Tim Davidson wrote:
Thanks,

 What the real problem is that we have over 200 referances in our code to 
(Element)nodeList.getNode(i), and throughout various points we assume a node is an 
Element and cast accordingly. This code is wrong and should have been done properly from 
the beginning, but I didn't write it - but going through the entire code and replacing 
"(Element)nodeList.getNode(i)" with
"if(nodeList.getNode(i) instanceof TextNode) // or 
nodeList.getNode(i).getType() == Node.TEXT_NODE
 {
   (Element)nodeList.getNode(i);
 }
 else
 {
  continue;
 }"
is not really a fesiable option (although I am considering doing this by using find 
& replace and then hoping for the best!!).

 What we *ideally* want to do is tell the parser we dont care about the 
whitespaces and newlines between elements, so

 "<element><child /></element>"

produces exactly the same Document as

"<element> <child />

 </element>"
 I don't think this is an unreasonable demand - since many applications don't 
want to be bothered with how the document is formatted?

It's not just whitespace. Also comments, processing instructions.

You have 200 bugs in your code caused by misunderstanding XML. My suggestion would be to fix them.

Bob Foster

 Failing that, after the Document has been created, strip out all the Text 
Nodes, but I wrote a method to strip out Text Nodes, but it didn't work (if you 
call the method twice it finds Text Nodes each time), and I see in the archives 
that someone else had the same problem and it cant be done?

 I see that another option would be to write a schema that says we don't care 
about mixed content, however I tried this and didn't have much luck with it. 
The other problem being we dont know what the root element will be when we load 
the file.

 What I've had to do for now is load the XML file into a StringBuffer and strip 
out the spaces manually, i.e.

" private static StringBuffer X_removeTextNodes(StringBuffer p_stringBuffer)
{
int start = p_stringBuffer.indexOf(">");


      int end = p_stringBuffer.indexOf("<", start + 1);

      while((start != -1) && (end != -1))
      {
         if(((start - 1) < (end - 1)) && (start != (end - 1)))
         {
            p_stringBuffer = p_stringBuffer.delete(start + 1, end);
         }

         start    = p_stringBuffer.indexOf(">", start + 1);

         end = p_stringBuffer.indexOf("<", start);
      }

      return p_stringBuffer;
   }
"

but this is a NASTY solution. does anyone have any ideas?

Thanks.

-----Original Message-----
From: Bob Foster [mailto:[EMAIL PROTECTED]
Sent: 18 December 2003 22:18
To: [EMAIL PROTECTED]
Subject: Re: How can you prevent DeferredTextImpl?


Elena Litani wrote:

...As Jeff pointed out, your code probably has an error: you expect that the
first child of the element is element but in fact it is a Text node, hence
you get a CastException.

Instead, to traverse the DOM Tree you need to write some kind of a switch
statement, switching on a nodeType and casting to appropriate node, see
samples/dom/Counter.java.


The question probably was, is there some magic switch that will make
"insignificant" whitespace go away? Nope. You also have to deal with
insignificant comments and processing instructions.

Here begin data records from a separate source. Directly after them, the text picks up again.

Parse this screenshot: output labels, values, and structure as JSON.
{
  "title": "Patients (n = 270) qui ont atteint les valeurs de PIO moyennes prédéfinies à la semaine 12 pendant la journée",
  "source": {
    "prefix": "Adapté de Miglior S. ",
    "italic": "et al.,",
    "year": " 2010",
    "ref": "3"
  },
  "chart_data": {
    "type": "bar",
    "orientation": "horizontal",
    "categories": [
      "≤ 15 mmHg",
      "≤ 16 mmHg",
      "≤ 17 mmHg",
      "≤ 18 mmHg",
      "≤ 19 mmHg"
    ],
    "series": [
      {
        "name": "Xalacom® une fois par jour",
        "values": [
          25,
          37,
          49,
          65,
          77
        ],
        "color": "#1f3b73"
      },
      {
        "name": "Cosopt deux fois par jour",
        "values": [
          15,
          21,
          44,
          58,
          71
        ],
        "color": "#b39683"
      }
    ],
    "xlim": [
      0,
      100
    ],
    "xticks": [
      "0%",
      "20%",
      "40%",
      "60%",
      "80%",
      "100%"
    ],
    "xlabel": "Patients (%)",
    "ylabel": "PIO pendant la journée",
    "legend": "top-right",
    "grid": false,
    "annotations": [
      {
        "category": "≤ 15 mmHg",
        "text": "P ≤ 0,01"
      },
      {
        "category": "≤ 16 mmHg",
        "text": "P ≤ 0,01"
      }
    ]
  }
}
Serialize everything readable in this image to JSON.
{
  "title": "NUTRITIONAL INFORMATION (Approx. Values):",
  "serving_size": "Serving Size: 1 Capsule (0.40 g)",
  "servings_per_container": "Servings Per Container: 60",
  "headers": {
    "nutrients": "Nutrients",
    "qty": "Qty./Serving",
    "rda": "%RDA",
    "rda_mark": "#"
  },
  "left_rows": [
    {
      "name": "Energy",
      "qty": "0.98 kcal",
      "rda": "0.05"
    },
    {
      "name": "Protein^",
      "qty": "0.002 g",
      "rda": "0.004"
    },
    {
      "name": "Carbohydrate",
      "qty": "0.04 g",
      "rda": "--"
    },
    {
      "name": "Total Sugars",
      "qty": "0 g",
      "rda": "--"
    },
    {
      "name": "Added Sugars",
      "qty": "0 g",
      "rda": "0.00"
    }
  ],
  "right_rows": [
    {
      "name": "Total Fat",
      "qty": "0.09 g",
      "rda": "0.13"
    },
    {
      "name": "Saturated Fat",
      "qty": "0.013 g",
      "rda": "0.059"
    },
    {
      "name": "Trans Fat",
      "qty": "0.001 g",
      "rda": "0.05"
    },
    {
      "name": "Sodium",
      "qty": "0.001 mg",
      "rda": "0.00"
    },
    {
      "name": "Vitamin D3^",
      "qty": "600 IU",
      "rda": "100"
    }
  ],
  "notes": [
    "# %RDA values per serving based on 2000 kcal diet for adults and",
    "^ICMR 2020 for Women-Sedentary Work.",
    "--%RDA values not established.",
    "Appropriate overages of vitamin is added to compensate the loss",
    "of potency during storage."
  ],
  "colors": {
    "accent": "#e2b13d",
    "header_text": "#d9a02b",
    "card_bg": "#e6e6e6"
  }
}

This is such a common use case, you (Tim) might find it useful to
implement two helper functions:

public Element getFirstElementChild(Element parent) {
   return findElement(parent.getFirstChild());
}

public Element getNextElementSibling(Node node) {
   return findElement(node.getNextSibling());
}

private Element findElement(Node node) {
   while (node != null && node.getNodeType() != Node.ELEMENT_NODE)
     node = node.getNextSibling();
   return node;
}

// typed from memory - if they don't compile/run, fix 'em

You could add error checking for non-whitespace text if desired.